1st volume, no. 10

Introduction to the content

In Stalin Corrects, Curt Bloch watches as the two dictators, Adolf Hitler and Joseph Stalin, paint: Hitler portrays himself in colorful paintings of lies as the patron saint of churches, countries, and peoples. He imagines himself making an agreement with the British, while he paints Bolshevism in black on black and depicts Stalin as a man who drinks blood instead of coffee. Then Stalin picks up the brush and crosses out Hitler’s predictions for the future – as on the magazine’s cover.

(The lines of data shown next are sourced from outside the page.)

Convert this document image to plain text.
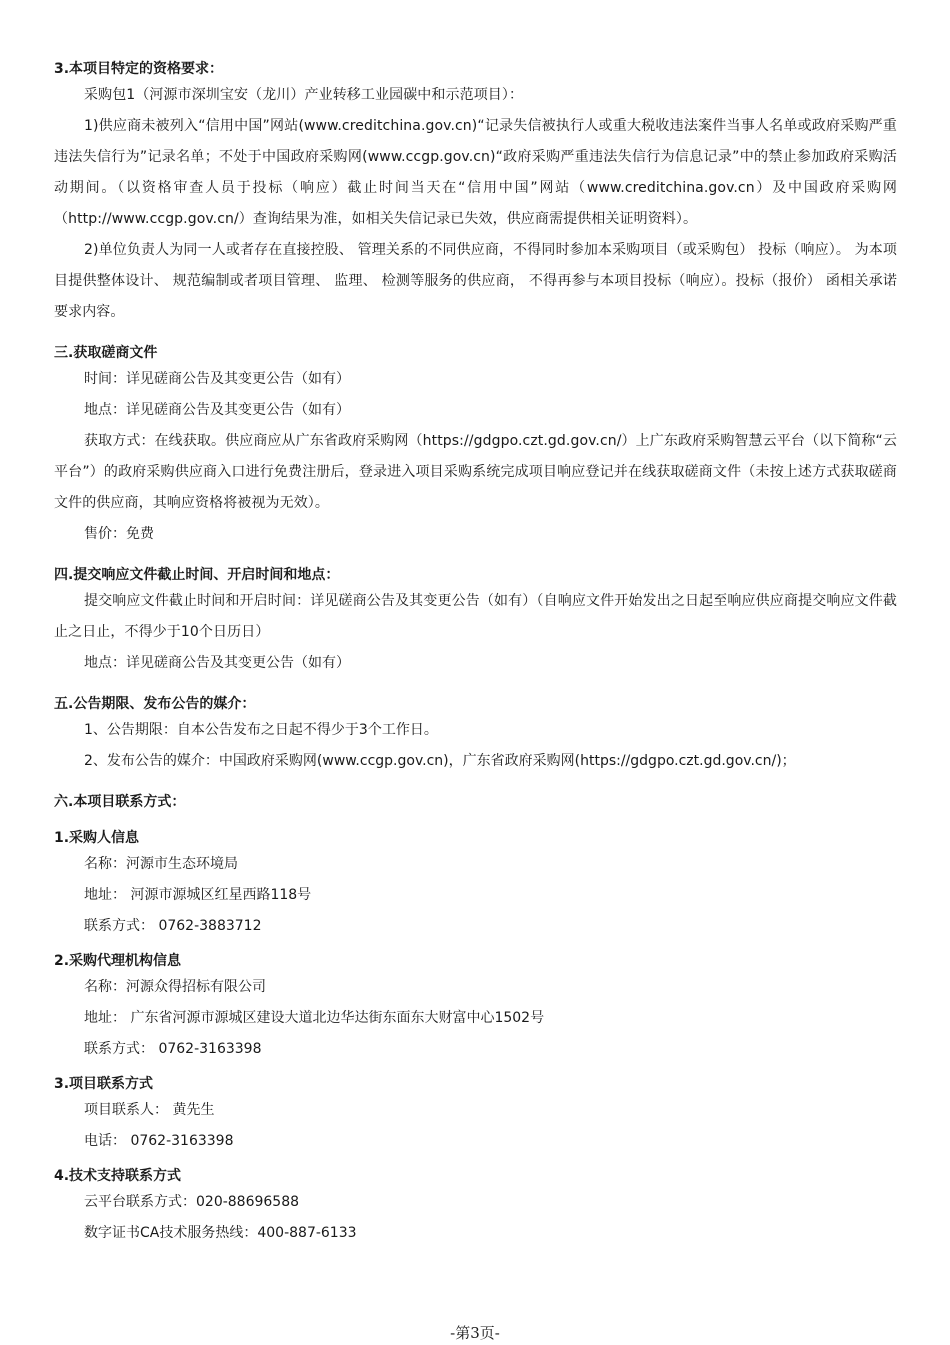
3.本项目特定的资格要求：

采购包1（河源市深圳宝安（龙川）产业转移工业园碳中和示范项目）：

1)供应商未被列入“信用中国”网站(www.creditchina.gov.cn)“记录失信被执行人或重大税收违法案件当事人名单或政府采购严重违法失信行为”记录名单；不处于中国政府采购网(www.ccgp.gov.cn)“政府采购严重违法失信行为信息记录”中的禁止参加政府采购活动期间。（以资格审查人员于投标（响应）截止时间当天在“信用中国”网站（www.creditchina.gov.cn）及中国政府采购网（http://www.ccgp.gov.cn/）查询结果为准，如相关失信记录已失效，供应商需提供相关证明资料）。

2)单位负责人为同一人或者存在直接控股、 管理关系的不同供应商，不得同时参加本采购项目（或采购包） 投标（响应）。 为本项目提供整体设计、 规范编制或者项目管理、 监理、 检测等服务的供应商， 不得再参与本项目投标（响应）。投标（报价） 函相关承诺要求内容。

三.获取磋商文件

时间：详见磋商公告及其变更公告（如有）

地点：详见磋商公告及其变更公告（如有）

获取方式：在线获取。供应商应从广东省政府采购网（https://gdgpo.czt.gd.gov.cn/）上广东政府采购智慧云平台（以下简称“云平台”）的政府采购供应商入口进行免费注册后，登录进入项目采购系统完成项目响应登记并在线获取磋商文件（未按上述方式获取磋商文件的供应商，其响应资格将被视为无效）。

售价：免费

四.提交响应文件截止时间、开启时间和地点：

提交响应文件截止时间和开启时间：详见磋商公告及其变更公告（如有）（自响应文件开始发出之日起至响应供应商提交响应文件截止之日止，不得少于10个日历日）

地点：详见磋商公告及其变更公告（如有）

五.公告期限、发布公告的媒介：

1、公告期限：自本公告发布之日起不得少于3个工作日。

2、发布公告的媒介：中国政府采购网(www.ccgp.gov.cn)，广东省政府采购网(https://gdgpo.czt.gd.gov.cn/)；

六.本项目联系方式：

1.采购人信息

名称：河源市生态环境局

地址： 河源市源城区红星西路118号

联系方式： 0762-3883712

2.采购代理机构信息

名称：河源众得招标有限公司

地址： 广东省河源市源城区建设大道北边华达街东面东大财富中心1502号

联系方式： 0762-3163398

3.项目联系方式

项目联系人： 黄先生

电话： 0762-3163398

4.技术支持联系方式

云平台联系方式：020-88696588

数字证书CA技术服务热线：400-887-6133

-第3页-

With the slogan “Heim ins Reich” (Back home to the Reich), the National Socialists justified their ruthless expansionist policies. They forced the annexation of Austria and the Sudetenland and resettled ethnic Germans in annexed territories. Curt Bloch lists where and how the Germans implemented their ideology of “Lebensraum.” But now this triumphal march is over; the Russian army is pushing the Germans back to their old borders: “Heim ins Reich.”

A German soldier in a trench holding a megaphone inspired Curt Bloch to write The Megaphone. Joseph Goebbels claimed that the man was urging the Russians to give up their hopeless fight. Bloch puts different words in the soldier’s mouth: “Don’t shoot so fiercely. Adolf is not doing well. The front is becoming too elastic and may soon break.” Bloch considers the megaphone a good symbol of the German aggression, as it has mostly consisted of words lately.

In The Tank Miracle, Curt Bloch examines why the Russian tank stocks do not shrink despite the Germans’ great destructive power. His explanation is that as the Wehrmacht retreats, the Russians come into possession of their own wrecked tanks and use the parts to create new combat vehicles. This fuels hope because “a people that can achieve something like this […] must surely win the war.”

In The Animals Complain, Curt Bloch interviews several animals: a dog, a cat, a horse, a flea, a lion, a moth. They all describe serious problems as they struggle to survive the war’s conflagration. But the dung beetle is happy “because dirt swims at the top, and rules and dominates today.”